Playing It Conservative With Small-Cap ETFs

Some obvious themes are emerging amid a poor start to 2016 for equities. Predictably, investors are favoring conservative, lower beta sectors such as consumer staples and utilities. Second, small-cap stocks and exchange-traded funds are struggling.

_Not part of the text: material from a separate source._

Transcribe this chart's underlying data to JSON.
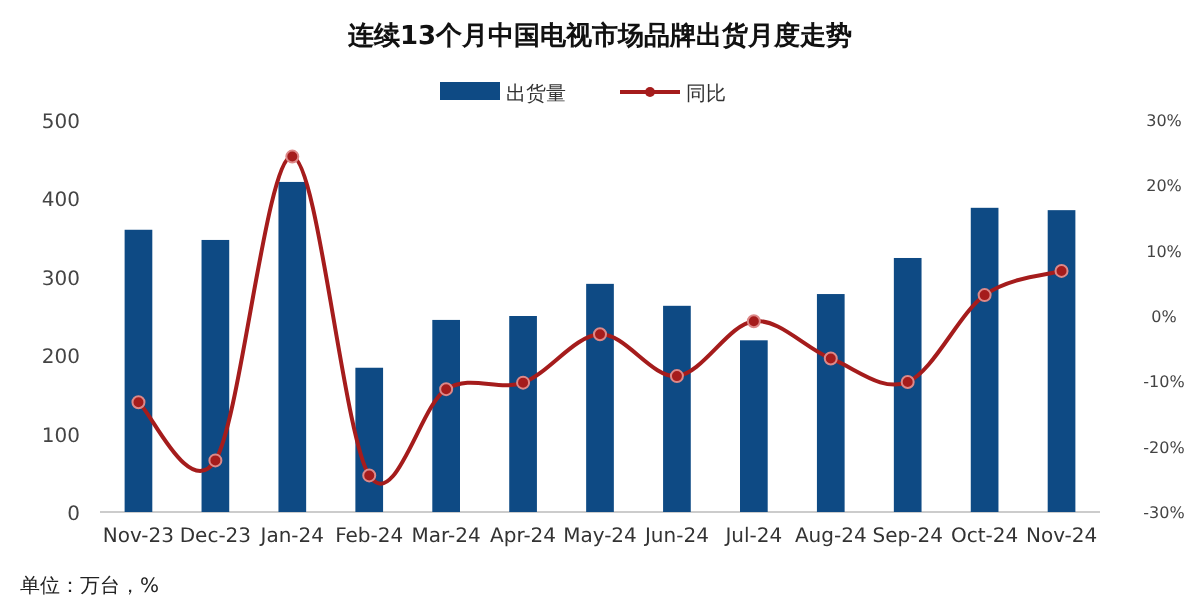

A combination of those themes via the PowerShares S&P SmallCap Consumer Staples Portfolio (PowerShares S&P SmllCp Csmr Stpls Pfo (NASDAQ:PSCC)) has, at the very least, proven less bad than being invested in broader small-cap ETFs. PSCC, the small-cap answer to the popular Consumer Staples Select Sect. SPDR (ETF) (NYSE:XLP), is down 4.3 percent year-to-date compared to an average loss of about 10 percent of the Russell 2000 and S&P SmallCap 600 indices.

Related Link: Where To Find Less Bad Small-Cap ETFs

PSCC follows the S&P SmallCap 600 Capped Consumer Staples Index, a benchmark that, like its large-cap counterpart, can feature tobacco, textiles, food and beverage, and nondiscretionary retail stocks.

PSCC: A Food ETF In Disguise

Due to the fact that many of publicly traded makers of household and personal products are large-cap companies, PSCC allocates just 19.3 percent of its combined weight to those industry groups. With that, it can be said that PSCC is a food ETF in disguise, as it allocates two-thirds of its weight to food products manufacturers and another 8.6 percent to food and staples retailers.

Two stocks B&G Foods, Inc. (NYSE:BGS) and Snyder's-Lance Inc (NASDAQ:LNCE) dominate PSCC, combining for over 22 percent of the ETF's weight. PSCC's top 10 holdings combine for over 72 percent of the ETF's weight.

Low Volatility And Value

Though the low volatility factor and value factors have histories of outperforming over lengthy holding periods, PSCC has performed in-line with the S&P SmallCap 600 since coming to market nearly six years ago. Part of that might be attributable to the fact that over a quarter of the ETF's current lineup are considered growth stocks, and nearly 47 percent are small-cap blend stocks.

Since 2010, there have only been two years in which the consumer staples sector outperformed its consumer discretionary rival: 2011 and 2014. The S&P 500 gained 1.9 percent and 13.5 percent, respectively, in those years.

Small-cap investors appear to be preparing for staples to trump discretionary again this year, as they have added nearly $24 million to PSCC, a total exceed by just seven other PowerShares ETFs.